"Les pédagogues modernistes pratiquent un art consommé de la "pensée chewing gum" et de la dénégation. Ils entortillent leurs phrases et embrouillent les pistes, affirment une idée pour dire, aussitôt ou quelques pages plus loin, tout autre chose dans un tourbillon qui déconcerte. Tout se mêle : constat sociologique, critique de l'école républicaine de Jules Ferry, lutte contre la violence à l'école, développement de la "citoyenneté", prise en compte de l'hétérogénéité des élèves... Le tout entend ni plus ni moins "refonder" l'école dans la continuité supposée des idéaux républicains.
En développant les analogies fallacieuses, en usant de notions floues, ils entretiennent constamment l'ambiguïté et peuvent s'en tirer toujours à bon compte en disant qu'on les a mal interprétés. Ils peuvent même intégrer de façon purement formelle les arguments adverses, jurer de leur bonne foi et indiquer à chaque fois qu'il s'agit de malentendus.
|
Ryan McGuire, http://gratisography.com |
Il n'en émerge pas moins des idées forces qui expriment une nouvelle conception de l'école.

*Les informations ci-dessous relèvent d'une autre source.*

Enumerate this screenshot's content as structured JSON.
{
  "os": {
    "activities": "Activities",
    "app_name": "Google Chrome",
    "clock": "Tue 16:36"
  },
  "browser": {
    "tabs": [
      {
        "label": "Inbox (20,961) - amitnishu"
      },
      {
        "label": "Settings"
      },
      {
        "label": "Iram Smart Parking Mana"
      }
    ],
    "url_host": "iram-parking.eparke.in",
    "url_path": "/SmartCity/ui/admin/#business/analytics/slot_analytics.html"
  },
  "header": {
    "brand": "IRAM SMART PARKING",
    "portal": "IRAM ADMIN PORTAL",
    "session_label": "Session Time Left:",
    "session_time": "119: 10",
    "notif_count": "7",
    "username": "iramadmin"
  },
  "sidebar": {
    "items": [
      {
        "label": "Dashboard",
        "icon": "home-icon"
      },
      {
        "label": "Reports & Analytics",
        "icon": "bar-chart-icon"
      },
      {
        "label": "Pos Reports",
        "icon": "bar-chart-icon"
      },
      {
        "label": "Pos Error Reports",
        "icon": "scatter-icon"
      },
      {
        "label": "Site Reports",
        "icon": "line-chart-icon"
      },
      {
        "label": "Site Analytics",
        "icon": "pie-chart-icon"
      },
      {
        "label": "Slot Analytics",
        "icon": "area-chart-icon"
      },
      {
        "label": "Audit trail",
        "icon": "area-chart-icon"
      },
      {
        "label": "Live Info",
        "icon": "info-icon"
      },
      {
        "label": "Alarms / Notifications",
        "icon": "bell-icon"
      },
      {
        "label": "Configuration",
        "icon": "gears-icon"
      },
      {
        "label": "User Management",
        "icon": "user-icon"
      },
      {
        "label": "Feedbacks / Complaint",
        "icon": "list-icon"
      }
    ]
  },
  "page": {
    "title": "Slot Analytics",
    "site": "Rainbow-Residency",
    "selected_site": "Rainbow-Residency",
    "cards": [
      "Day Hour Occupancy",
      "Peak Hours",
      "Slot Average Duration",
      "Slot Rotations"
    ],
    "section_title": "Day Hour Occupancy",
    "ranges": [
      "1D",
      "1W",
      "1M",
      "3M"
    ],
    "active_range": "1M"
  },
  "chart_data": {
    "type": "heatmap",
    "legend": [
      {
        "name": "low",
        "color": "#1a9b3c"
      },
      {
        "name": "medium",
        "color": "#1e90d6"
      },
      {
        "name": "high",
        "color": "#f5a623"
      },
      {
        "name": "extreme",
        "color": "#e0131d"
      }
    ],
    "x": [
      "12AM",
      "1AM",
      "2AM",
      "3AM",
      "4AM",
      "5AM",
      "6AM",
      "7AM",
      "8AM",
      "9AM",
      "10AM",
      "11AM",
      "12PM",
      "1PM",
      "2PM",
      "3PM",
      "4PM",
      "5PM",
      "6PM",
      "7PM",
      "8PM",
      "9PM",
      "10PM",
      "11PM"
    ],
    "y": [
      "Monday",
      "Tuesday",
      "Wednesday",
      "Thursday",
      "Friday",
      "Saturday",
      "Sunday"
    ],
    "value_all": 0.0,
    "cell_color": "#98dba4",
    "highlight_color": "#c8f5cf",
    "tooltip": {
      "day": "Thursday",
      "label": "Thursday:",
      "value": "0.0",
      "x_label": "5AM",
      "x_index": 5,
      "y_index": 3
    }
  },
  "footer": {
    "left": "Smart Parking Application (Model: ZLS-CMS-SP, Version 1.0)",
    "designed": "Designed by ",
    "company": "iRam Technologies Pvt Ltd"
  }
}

Au nom de la lutte contre les inégalités, les phénomènes de désocialisation et de violence, ces nouvelles orientations renforcent la confusion ambiante et tirent vers le bas l'enseignement. Elles contribuent à mettre à mal l'idée même de promotion sociale et culturelle liée à l'école républicaine, érodent la conception de la culture et renforcent de fait les inégalités. Et tandis que les modernistes continuent de clamer leurs bonnes intentions et d'expérimenter sur une échelle de plus en plus large leurs nouvelles méthodes, nombre de parents inquiets, dans les milieux les plus favorisés, optent pour des établissements d'élite ou le secteur privé."